İnternational Conference on Global Practice of Multidisciplinsry Scientific Studies -5, Baku, Azerbaycan, 10 Aralık 2023
Aile, çocuğun ilk sosyal ve duygusal çevresidir ve çocuk dünyayı ilk olarak ailenin ilgisi ve
desteği ile keşfeder. Aileye katılan yeni bir kardeş desteğin ve ilginin paylaşılmasına neden
olur. Yeni doğan bebek temel ihtiyaçlarını gidermek için ailesine bağımlı olduğundan zaman
zaman annenin ilgisi yeni doğan bebek üzerine yoğunlaşır. Bu durumda ilgi ve desteği
paylaşılan çocuk yeni doğana karşı kıskançlık davranışları sergiler. Kıskançlık davranışları
yenidoğana ve anneye karşısaldırgan ve tepkisel olabilmektedir. Kardeş kıskançlığı çocuklarda
genellikle 3-6 yaş döneminde görülmektedir. Bu dönemdeki çocuklar gelişimsel olarak
benmerkezci dönemde oldukları için her şeyin sebebinin kendileri ile ilgili olduğunu
düşünürler. Dolayısıyla yeni bir bebeğin dünyaya gelme sebebini ailenin kendisini sevmediği
olarak düşünebilirler. Ayrıca, bu yaş grubu çocukların okul öncesi eğitime başlamasına denk
geldiği için çocuklarda ailenin kendisinden kurtulmak istediğine dair düşünceler ortaya
çıkabilmektedir. Bu araştırmanın amacı annelerin ve çocukların gözünden kardeş
kıskançlığının incelenerek sorunlar ve çözüm stratejilerinin ortaya konmasıdır. Araştırmada
nitel araştırma desenlerinden fenomenoloji (olgubilim) deseni kullanılmıştır. Çalışma
grubunun belirlenmesinde ölçüt örnekleme tekniği kullanılmıştır. Bu bağlamda Rize ilinde 0-
12 ay arası kardeşe sahip olma ölçütünü sağlayan 3-6 yaş grubu sekiz çocuk ve anneleri
çalışma grubunu oluşturmuştur. Araştırmanın verileri anneler ve çocuklarla ayrı oturumlar
şeklinde gerçekleştirilen odak grup görüşmeleri ile elde edilmiştir. Görüşmelerde anneler ve
çocuklar için araştırmacılar tarafından geliştirilen görüşme formları kullanılmıştır. Odak grup
görüşmeleri bir moderatör başkanlığında ve iki gözlemci eşliğinde yürütülmüştür. Anneler ile
yapılan görüşme 60 dakikalık bir oturumda gerçekleştirilmiştir. Annelere öncelikle
araştırmanın amacı açıklanmış, ardından görüşme formunda yer alan sorular sorulmuştur. Veri
kaybını önlemek amacıyla annelerin izni alınarak yanıtları kayıt altına alınmıştır. Çocuklar ile
yapılan görüşme ise ebeveyn onayı alınarak 30 dakikalık bir oturumda gerçekleştirilmiştir.
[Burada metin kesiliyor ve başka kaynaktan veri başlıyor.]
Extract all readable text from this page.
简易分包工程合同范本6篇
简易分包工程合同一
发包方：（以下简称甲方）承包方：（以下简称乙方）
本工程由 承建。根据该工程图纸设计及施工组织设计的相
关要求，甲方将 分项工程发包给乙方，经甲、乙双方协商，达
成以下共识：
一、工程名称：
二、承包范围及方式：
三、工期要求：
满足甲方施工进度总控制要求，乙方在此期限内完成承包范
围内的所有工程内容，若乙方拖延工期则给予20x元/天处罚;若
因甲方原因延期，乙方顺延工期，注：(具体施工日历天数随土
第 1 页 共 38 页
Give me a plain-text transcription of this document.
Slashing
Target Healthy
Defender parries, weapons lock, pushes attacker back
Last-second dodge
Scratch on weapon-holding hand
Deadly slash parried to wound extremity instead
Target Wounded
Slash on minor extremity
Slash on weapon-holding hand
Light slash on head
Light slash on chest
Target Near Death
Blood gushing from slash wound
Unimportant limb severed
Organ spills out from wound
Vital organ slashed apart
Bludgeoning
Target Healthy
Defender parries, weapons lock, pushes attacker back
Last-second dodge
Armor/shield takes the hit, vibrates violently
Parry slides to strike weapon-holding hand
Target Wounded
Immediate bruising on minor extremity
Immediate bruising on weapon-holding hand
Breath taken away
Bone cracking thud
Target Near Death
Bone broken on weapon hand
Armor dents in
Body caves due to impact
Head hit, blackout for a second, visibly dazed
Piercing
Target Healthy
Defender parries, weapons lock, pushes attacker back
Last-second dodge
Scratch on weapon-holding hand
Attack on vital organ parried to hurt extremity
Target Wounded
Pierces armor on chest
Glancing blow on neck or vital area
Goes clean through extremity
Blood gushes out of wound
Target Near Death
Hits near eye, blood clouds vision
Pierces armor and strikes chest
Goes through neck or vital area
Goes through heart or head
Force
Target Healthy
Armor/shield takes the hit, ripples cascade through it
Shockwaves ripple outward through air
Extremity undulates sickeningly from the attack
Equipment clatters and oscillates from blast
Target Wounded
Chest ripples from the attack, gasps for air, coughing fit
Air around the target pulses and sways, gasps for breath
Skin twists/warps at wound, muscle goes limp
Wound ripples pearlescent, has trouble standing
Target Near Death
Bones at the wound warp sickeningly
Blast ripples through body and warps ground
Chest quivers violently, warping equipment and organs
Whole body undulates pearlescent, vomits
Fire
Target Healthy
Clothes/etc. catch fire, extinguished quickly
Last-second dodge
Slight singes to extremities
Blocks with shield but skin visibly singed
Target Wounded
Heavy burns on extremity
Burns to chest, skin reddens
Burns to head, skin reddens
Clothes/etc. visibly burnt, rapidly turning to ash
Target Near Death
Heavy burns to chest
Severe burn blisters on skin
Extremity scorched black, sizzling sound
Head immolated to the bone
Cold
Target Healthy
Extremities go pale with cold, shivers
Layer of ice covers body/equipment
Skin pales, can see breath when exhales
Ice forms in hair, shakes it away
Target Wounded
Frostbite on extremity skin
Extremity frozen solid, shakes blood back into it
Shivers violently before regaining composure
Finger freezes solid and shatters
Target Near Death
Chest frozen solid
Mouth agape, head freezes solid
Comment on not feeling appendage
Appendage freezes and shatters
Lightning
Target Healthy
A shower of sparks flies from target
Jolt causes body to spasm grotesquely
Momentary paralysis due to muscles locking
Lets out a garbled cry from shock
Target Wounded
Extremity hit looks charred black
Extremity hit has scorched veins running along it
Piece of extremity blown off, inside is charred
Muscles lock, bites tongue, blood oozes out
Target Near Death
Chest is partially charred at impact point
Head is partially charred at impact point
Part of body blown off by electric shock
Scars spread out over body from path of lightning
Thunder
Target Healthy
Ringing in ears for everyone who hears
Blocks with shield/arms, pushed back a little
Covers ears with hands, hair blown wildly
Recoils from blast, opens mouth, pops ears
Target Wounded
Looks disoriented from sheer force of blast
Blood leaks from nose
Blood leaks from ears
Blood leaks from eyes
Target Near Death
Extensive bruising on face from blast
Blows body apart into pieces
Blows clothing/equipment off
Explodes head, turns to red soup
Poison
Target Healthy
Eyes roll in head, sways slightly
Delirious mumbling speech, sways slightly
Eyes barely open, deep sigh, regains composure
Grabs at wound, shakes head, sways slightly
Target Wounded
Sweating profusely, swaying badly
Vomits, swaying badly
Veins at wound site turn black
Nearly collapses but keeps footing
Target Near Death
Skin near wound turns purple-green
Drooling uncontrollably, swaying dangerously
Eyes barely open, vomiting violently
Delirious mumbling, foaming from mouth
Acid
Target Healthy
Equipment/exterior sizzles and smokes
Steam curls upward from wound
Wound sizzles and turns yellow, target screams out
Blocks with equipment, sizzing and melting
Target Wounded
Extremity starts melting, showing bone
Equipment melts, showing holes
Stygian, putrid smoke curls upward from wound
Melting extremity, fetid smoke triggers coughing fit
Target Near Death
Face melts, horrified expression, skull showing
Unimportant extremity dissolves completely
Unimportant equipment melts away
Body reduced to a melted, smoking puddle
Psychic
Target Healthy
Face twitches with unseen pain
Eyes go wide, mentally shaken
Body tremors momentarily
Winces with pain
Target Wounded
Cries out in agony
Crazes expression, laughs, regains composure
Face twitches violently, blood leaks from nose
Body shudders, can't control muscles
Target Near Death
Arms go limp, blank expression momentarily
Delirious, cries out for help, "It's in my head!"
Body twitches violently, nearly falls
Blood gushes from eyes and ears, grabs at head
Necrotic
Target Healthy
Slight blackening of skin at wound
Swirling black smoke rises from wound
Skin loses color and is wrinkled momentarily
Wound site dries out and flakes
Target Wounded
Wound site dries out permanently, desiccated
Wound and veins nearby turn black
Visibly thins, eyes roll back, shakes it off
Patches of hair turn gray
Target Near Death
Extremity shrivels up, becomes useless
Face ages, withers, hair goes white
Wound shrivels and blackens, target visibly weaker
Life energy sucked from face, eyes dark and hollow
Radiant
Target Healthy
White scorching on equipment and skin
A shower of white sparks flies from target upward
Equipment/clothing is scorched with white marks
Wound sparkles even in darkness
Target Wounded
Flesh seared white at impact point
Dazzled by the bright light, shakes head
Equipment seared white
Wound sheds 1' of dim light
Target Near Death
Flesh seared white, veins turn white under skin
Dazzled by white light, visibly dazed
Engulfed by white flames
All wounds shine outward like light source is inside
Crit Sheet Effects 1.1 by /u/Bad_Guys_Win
Çocuklarla tanışmak için buz kırıcı bir oyun oynanmış, ardından görüşme formunda yer alan
sorular sorulmuştur. Araştırmadan elde edilen veriler içerik analizi tekniği ile analiz edilmiştir.
Bu doğrultuda anneler ile yapılan görüşmeler sorunlar ve çözüm stratejileri açısından;
çocuklar ile yapılan görüşmeler ise kardeşlik ve kardeşe uyum bağlamında ele alınmıştır.